The ICICI Prudential NASDAQ 100 Index Fund has delivered a 44.7% return over the past year, significantly outperforming its benchmark. This performance is primarily driven by the concentration of US technology stocks in the underlying index. However, investors should be aware of currency risks, tracking errors, and ongoing regulatory limits on overseas investments.
What Happened
The ICICI Prudential NASDAQ 100 Index Fund has recorded a strong one-year return of 44.7%, according to recent fund performance data. This performance has placed it ahead of several other index funds in the international category. The fund, which tracks the NASDAQ 100 Index, has managed to outperform its benchmark by approximately 15 percentage points over the same 12-month period. As of late June 2026, the fund manages assets worth roughly ₹3,630 crore.
Why The Fund Is Performing This Way
The NASDAQ 100 Index is known for its heavy focus on large-cap, non-financial companies, with a significant concentration in the US technology sector. Companies like NVIDIA, Apple, Microsoft, Amazon, and Meta Platforms typically hold large weights in this index.
When these major technology companies see strong growth or stock price rallies in the US market, the index—and consequently, the index funds tracking it—tends to perform well. Additionally, for Indian investors, a depreciation of the Indian Rupee against the US Dollar can act as a hidden 'tailwind.' Since the underlying assets are priced in dollars, a weaker rupee increases the value of these investments when converted back into Indian currency, further boosting returns.
The Role of Tracking Error
Because this is an index fund, its primary goal is not to beat the market but to replicate the performance of the NASDAQ 100 Index as closely as possible. The small difference between the fund’s return and the index’s actual performance is called 'tracking error.' This difference arises due to factors like the fund's expense ratio, the cash kept by the fund manager for redemptions, and the timing of trades. While this fund has shown strong outperformance recently, investors often look at tracking error to ensure the fund manager is efficient at mirroring the index over the long term.
Key Risks to Consider
Investing in US-based indices involves different risks compared to domestic Indian funds.
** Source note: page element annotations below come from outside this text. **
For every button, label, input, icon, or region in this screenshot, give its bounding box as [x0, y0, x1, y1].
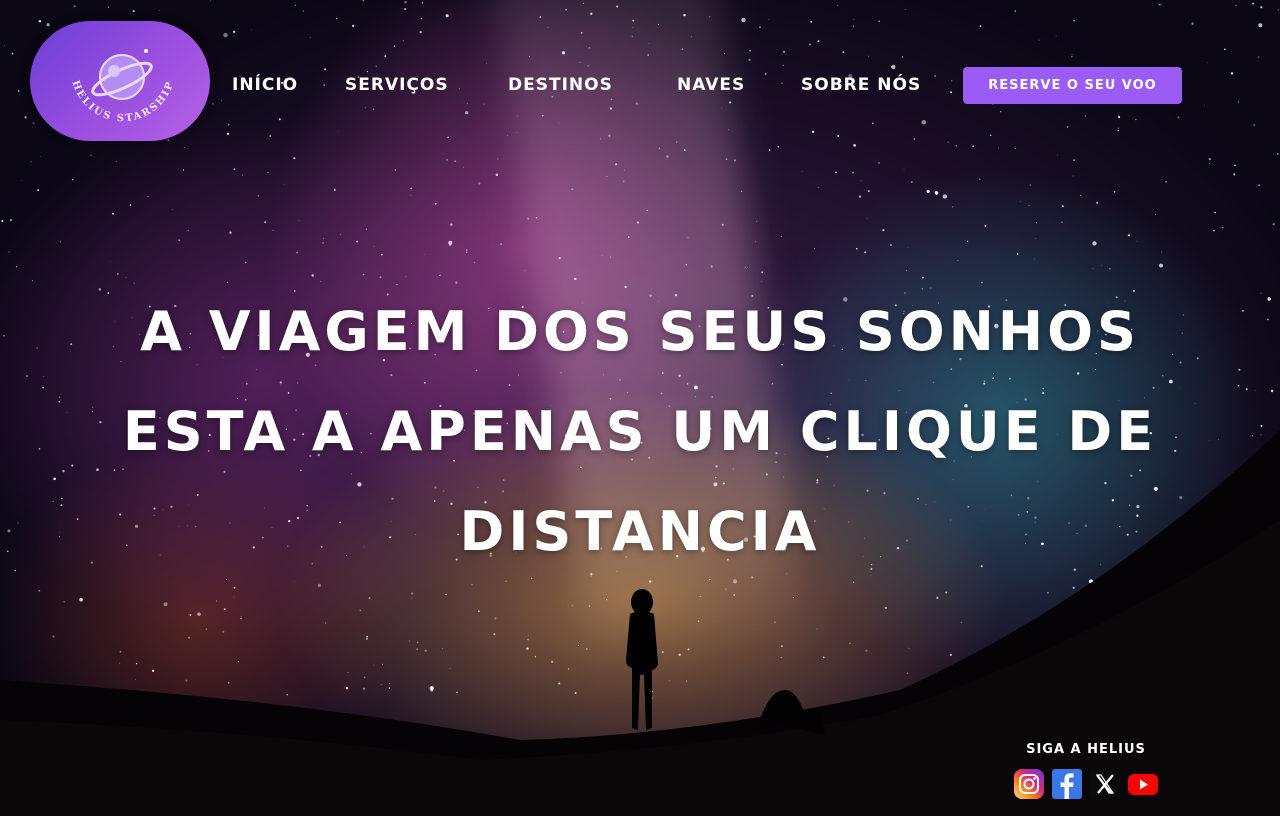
nav-item-sobre-nos[interactable]: Sobre Nós	[801, 67, 921, 104]
nav-item-destinos[interactable]: Destinos	[508, 67, 613, 104]
person-silhouette	[626, 589, 658, 730]
facebook-icon[interactable]	[1052, 769, 1082, 799]
hero-section: HELIUS STARSHIP Início Serviços Destinos…	[0, 0, 1280, 816]
reserve-flight-button[interactable]: Reserve o seu voo	[963, 67, 1182, 104]
instagram-icon[interactable]	[1014, 769, 1044, 799]
x-icon[interactable]	[1090, 769, 1120, 799]
youtube-icon[interactable]	[1128, 769, 1158, 799]
hero-title: A viagem dos seus sonhos esta a apenas u…	[122, 300, 1158, 563]
brand-logo[interactable]: HELIUS STARSHIP	[30, 21, 210, 141]
social-links: Siga a Helius	[1010, 742, 1170, 799]
nav-item-servicos[interactable]: Serviços	[345, 67, 449, 104]
nav-item-inicio[interactable]: Início	[232, 67, 298, 104]
nav-item-naves[interactable]: Naves	[677, 67, 745, 104]
social-label: Siga a Helius	[1026, 742, 1146, 757]
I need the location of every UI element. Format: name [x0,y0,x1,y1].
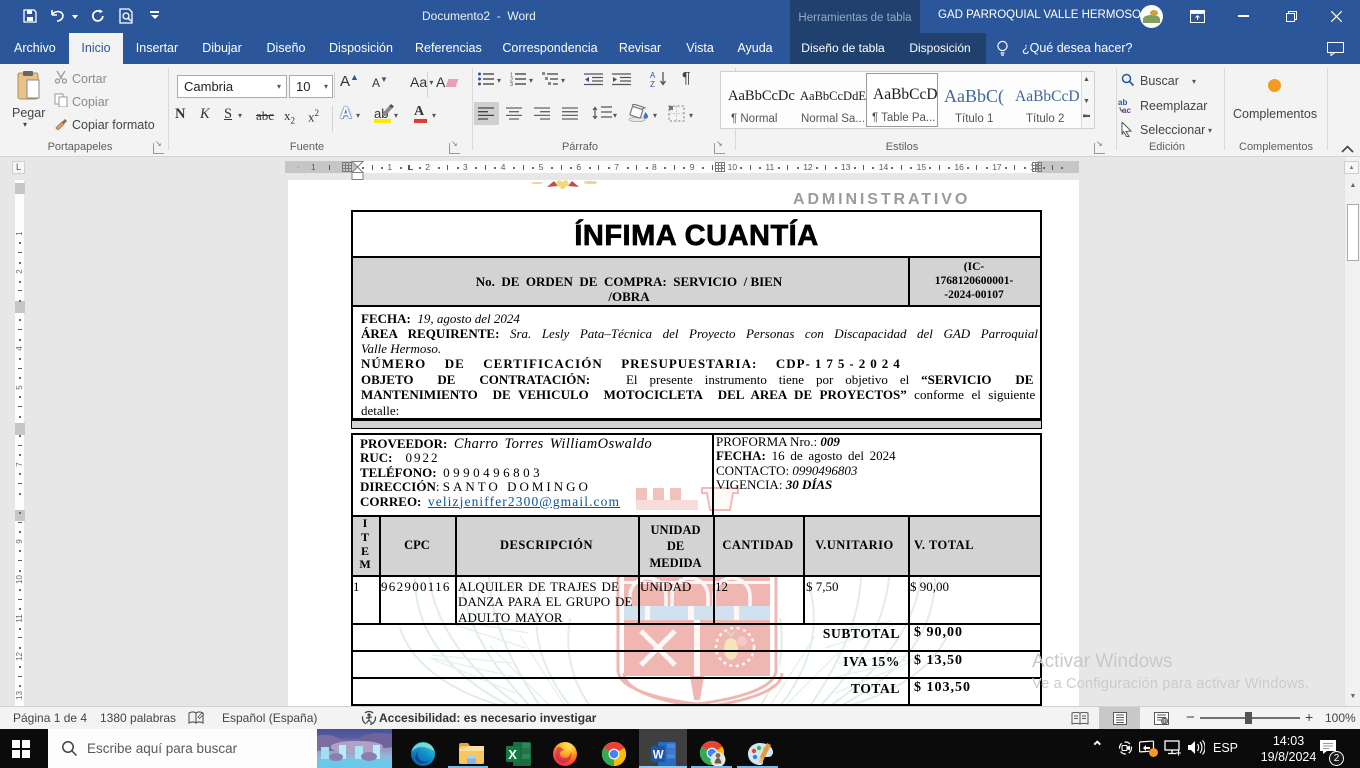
svg-text:A: A [650,71,656,80]
svg-text:X: X [508,747,517,762]
svg-text:ac: ac [1122,106,1131,113]
svg-text:3: 3 [510,82,513,86]
svg-text:Z: Z [650,80,655,87]
svg-text:W: W [653,750,664,762]
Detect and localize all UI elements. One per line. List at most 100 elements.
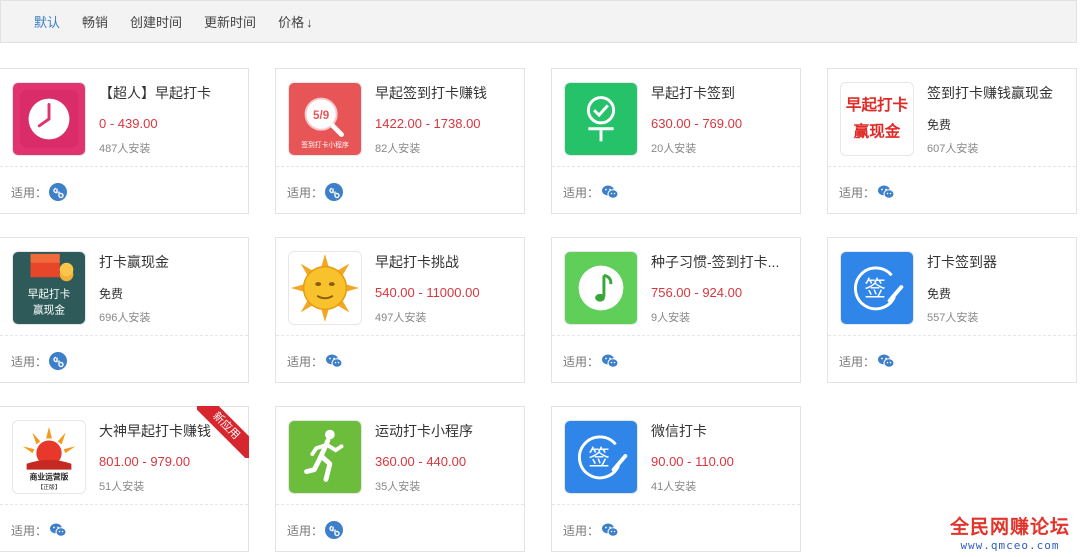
app-card[interactable]: 5/9 签到打卡小程序 早起签到打卡赚钱 1422.00 - 1738.00 82… <box>275 68 525 214</box>
platform-row: 适用： <box>563 183 619 201</box>
sun-icon[interactable] <box>288 251 362 325</box>
wechat-icon <box>49 521 67 539</box>
app-name[interactable]: 早起打卡签到 <box>651 83 791 103</box>
svg-text:签到打卡小程序: 签到打卡小程序 <box>301 140 349 149</box>
new-app-ribbon-label: 新应用 <box>197 406 249 458</box>
app-card[interactable]: 早起打卡赢现金 打卡赢现金 免费 696人安装 适用： <box>0 237 249 383</box>
platform-row: 适用： <box>11 521 67 539</box>
fit-label: 适用： <box>11 185 48 200</box>
install-count: 696人安装 <box>99 312 151 324</box>
platform-row: 适用： <box>839 352 895 370</box>
fit-label: 适用： <box>563 523 600 538</box>
wechat-icon <box>325 352 343 370</box>
text-logo-icon[interactable]: 早起打卡 赢现金 <box>840 82 914 156</box>
install-count: 487人安装 <box>99 143 151 155</box>
app-card[interactable]: 早起打卡 赢现金 签到打卡赚钱赢现金 免费 607人安装 适用： <box>827 68 1077 214</box>
app-name[interactable]: 打卡赢现金 <box>99 252 239 272</box>
fit-label: 适用： <box>11 523 48 538</box>
platform-row: 适用： <box>563 521 619 539</box>
sunrise-logo-icon[interactable]: 商业运营版 【正版】 <box>12 420 86 494</box>
install-count: 20人安装 <box>651 143 697 155</box>
divider <box>0 504 248 505</box>
fit-label: 适用： <box>11 354 48 369</box>
app-price: 90.00 - 110.00 <box>651 454 734 469</box>
wechat-icon <box>877 352 895 370</box>
svg-text:早起打卡: 早起打卡 <box>28 288 71 301</box>
divider <box>552 335 800 336</box>
install-count: 51人安装 <box>99 481 145 493</box>
sign-seal-icon[interactable]: 签 <box>840 251 914 325</box>
divider <box>0 335 248 336</box>
check-person-icon[interactable] <box>564 82 638 156</box>
app-card[interactable]: 早起打卡挑战 540.00 - 11000.00 497人安装 适用： <box>275 237 525 383</box>
app-card[interactable]: 种子习惯-签到打卡... 756.00 - 924.00 9人安装 适用： <box>551 237 801 383</box>
calendar-search-icon[interactable]: 5/9 签到打卡小程序 <box>288 82 362 156</box>
platform-row: 适用： <box>287 352 343 370</box>
sort-updated-time[interactable]: 更新时间 <box>204 12 256 31</box>
app-name[interactable]: 早起签到打卡赚钱 <box>375 83 515 103</box>
install-count: 557人安装 <box>927 312 979 324</box>
divider <box>276 504 524 505</box>
wechat-icon <box>601 352 619 370</box>
sort-price-label: 价格 <box>278 15 305 30</box>
svg-text:赢现金: 赢现金 <box>854 122 901 141</box>
sort-bar: 默认 畅销 创建时间 更新时间 价格 ↓ <box>0 0 1077 43</box>
app-name[interactable]: 打卡签到器 <box>927 252 1067 272</box>
divider <box>552 504 800 505</box>
wechat-icon <box>601 521 619 539</box>
watermark-title: 全民网赚论坛 <box>949 517 1070 538</box>
app-name[interactable]: 种子习惯-签到打卡... <box>651 252 791 272</box>
svg-text:【正版】: 【正版】 <box>37 483 60 491</box>
sort-bestselling[interactable]: 畅销 <box>82 12 108 31</box>
svg-text:商业运营版: 商业运营版 <box>30 471 69 481</box>
svg-text:赢现金: 赢现金 <box>33 303 65 316</box>
sort-default[interactable]: 默认 <box>34 12 60 31</box>
app-card[interactable]: 【超人】早起打卡 0 - 439.00 487人安装 适用： <box>0 68 249 214</box>
svg-text:5/9: 5/9 <box>313 109 330 122</box>
fit-label: 适用： <box>287 354 324 369</box>
app-name[interactable]: 运动打卡小程序 <box>375 421 515 441</box>
mini-program-icon <box>49 183 68 201</box>
app-card[interactable]: 运动打卡小程序 360.00 - 440.00 35人安装 适用： <box>275 406 525 552</box>
divider <box>828 166 1076 167</box>
app-name[interactable]: 【超人】早起打卡 <box>99 83 239 103</box>
platform-row: 适用： <box>287 521 344 539</box>
music-note-icon[interactable] <box>564 251 638 325</box>
divider <box>828 335 1076 336</box>
app-price: 0 - 439.00 <box>99 116 158 131</box>
runner-icon[interactable] <box>288 420 362 494</box>
fit-label: 适用： <box>563 185 600 200</box>
app-card[interactable]: 签 微信打卡 90.00 - 110.00 41人安装 适用： <box>551 406 801 552</box>
fit-label: 适用： <box>839 354 876 369</box>
app-price: 免费 <box>99 287 124 301</box>
mini-program-icon <box>325 521 344 539</box>
app-card[interactable]: 早起打卡签到 630.00 - 769.00 20人安装 适用： <box>551 68 801 214</box>
app-price: 630.00 - 769.00 <box>651 116 743 131</box>
sign-seal-icon[interactable]: 签 <box>564 420 638 494</box>
app-price: 免费 <box>927 118 952 132</box>
svg-text:早起打卡: 早起打卡 <box>846 95 909 114</box>
divider <box>276 166 524 167</box>
fit-label: 适用： <box>287 523 324 538</box>
svg-text:签: 签 <box>864 277 885 302</box>
install-count: 497人安装 <box>375 312 427 324</box>
divider <box>552 166 800 167</box>
wechat-icon <box>877 183 895 201</box>
app-card[interactable]: 商业运营版 【正版】 大神早起打卡赚钱 801.00 - 979.00 51人安装… <box>0 406 249 552</box>
app-name[interactable]: 微信打卡 <box>651 421 791 441</box>
mini-program-icon <box>325 183 344 201</box>
sort-price[interactable]: 价格 ↓ <box>278 12 313 31</box>
app-name[interactable]: 签到打卡赚钱赢现金 <box>927 83 1067 103</box>
platform-row: 适用： <box>11 352 68 370</box>
fit-label: 适用： <box>287 185 324 200</box>
app-name[interactable]: 早起打卡挑战 <box>375 252 515 272</box>
fit-label: 适用： <box>563 354 600 369</box>
sort-created-time[interactable]: 创建时间 <box>130 12 182 31</box>
divider <box>0 166 248 167</box>
app-card[interactable]: 签 打卡签到器 免费 557人安装 适用： <box>827 237 1077 383</box>
red-envelope-icon[interactable]: 早起打卡 赢现金 <box>12 251 86 325</box>
wechat-icon <box>601 183 619 201</box>
clock-icon[interactable] <box>12 82 86 156</box>
platform-row: 适用： <box>287 183 344 201</box>
platform-row: 适用： <box>563 352 619 370</box>
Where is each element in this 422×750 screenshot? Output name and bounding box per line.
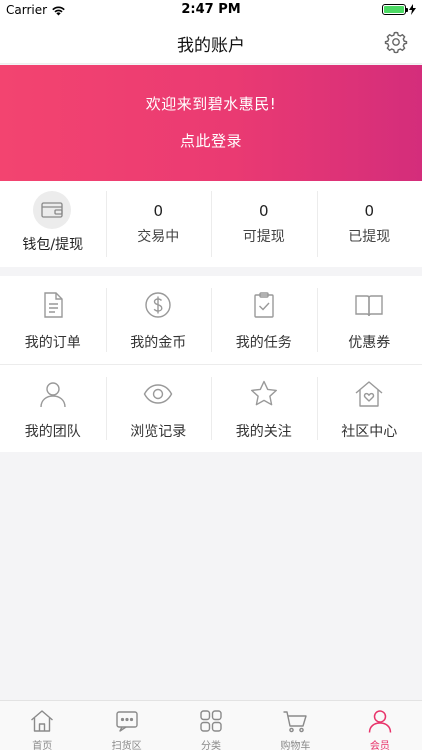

First, there is currency risk; if the Indian Rupee strengthens against the US Dollar, it could reduce the returns for Indian investors, even if the US stocks perform well.
Second, the tech-heavy nature of the NASDAQ 100 means the fund can be more volatile than a broader index like the S&P 500 or the Nifty 50. During periods of market correction in the tech sector, this fund may experience sharper drops than more diversified portfolios.
Finally, international mutual funds in India currently operate under a regulatory ceiling. The industry-wide limit on overseas investment is set by the regulator, and when this cap is reached, some fund houses may temporarily pause fresh inflows, such as SIPs or lumpsum investments. Investors should check the current subscription status of the fund on the official AMC website before planning any fresh investments.
What Investors Should Track
Investors may want to watch three main factors:
- Regulatory Updates: Any changes or increases to the industry-wide overseas investment limit set by SEBI.
- US Tech Earnings: Since the index is heavily concentrated in a few technology giants, the earnings and growth outlook for these specific companies will continue to drive the fund's performance.
- Fund Subscription Status: Given the current regulatory environment for international funds, ensuring that the fund is accepting fresh investments is important for those planning new contributions.